Filed Under:Markets, Commercial Lines

Ratings Agencies See Insurance Industry as Stable

United States insurance sectors are expected to see generally stable credit trends in 2013 due to strong balance sheets, a stable business climate, and improved enterprise-risk-management strategies, says Standard & Poor's Ratings Services.

In a report released today titled “U.S. Insurers’ Sound Fundamentals Should Counteract Sluggish 2013 Economic Performance,” analysts say the Congressional deal to avert or at least delay the fiscal cliff reduced the near-term likelihood of the U.S. economy falling into recession.

However, S&P says the recovery remains fragile and further political brinksmanship over spending and the deficit could overshadow the economy and markets for much of 2013.
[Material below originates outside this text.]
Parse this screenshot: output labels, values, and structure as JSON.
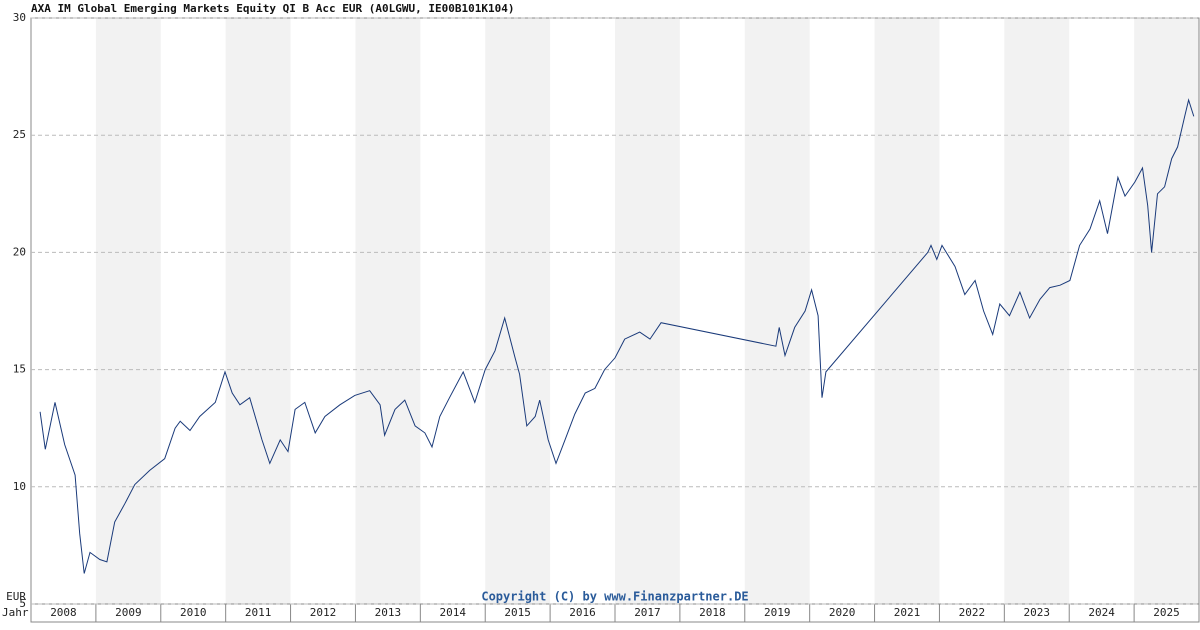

“This sluggish recovery continues to weigh on all insurance sectors, and we expect the rating impact to be stable to modestly negative in 2013,” says Standard & Poor’s credit analyst Rodney Clark. “However, risk aversion and strongly recovered capital bases since the financial crisis will go far in mitigating negative factors. Unfortunately, we expect the downside risks to continue to outweigh upside risks at least in 2013.”

Yesterday, insurance rating service A.M. Best said it will maintain its stable outlook for personal lines, but holds a negative outlook for commercial lines.

Overall, personal lines are adequately capitalized as auto produces generally “adequate performance and stability.”

Homeowners, on the other hand, is subjected to “volatile weather-driven performance.” The line also suffers from continued competition, less-favorable loss reserve development, low investment yields and the sluggish economy.

Turning to reinsurance, Robert De Rose, vice president for the Oldwick, N.J.-based insurance-rating firm, says the stable rating remains as it has for past several years.

“The rationale for that is the solid capital position of the reinsurance market and the relatively reasonable earnings, despite increases volatility mainly from catastrophe losses,” says De Rose.

He notes that reinsurers are dealing with weak “pricing fundamentals” and “low investment yields” that are proving a challenge toward profitability for the underwriters.

However, they have been able to earn “a reasonable level of profitability” with combined ratios coming at or near the breakeven point.

In 2013, reinsurers are expected to see “reasonable organic growth” in their capital, but “stabilization in reinsurance pricing may be short-lived.” Sandy, Best continues, had little impact on pricing going into January renewals, but “some regional accounts that were impacted did experience price increases.”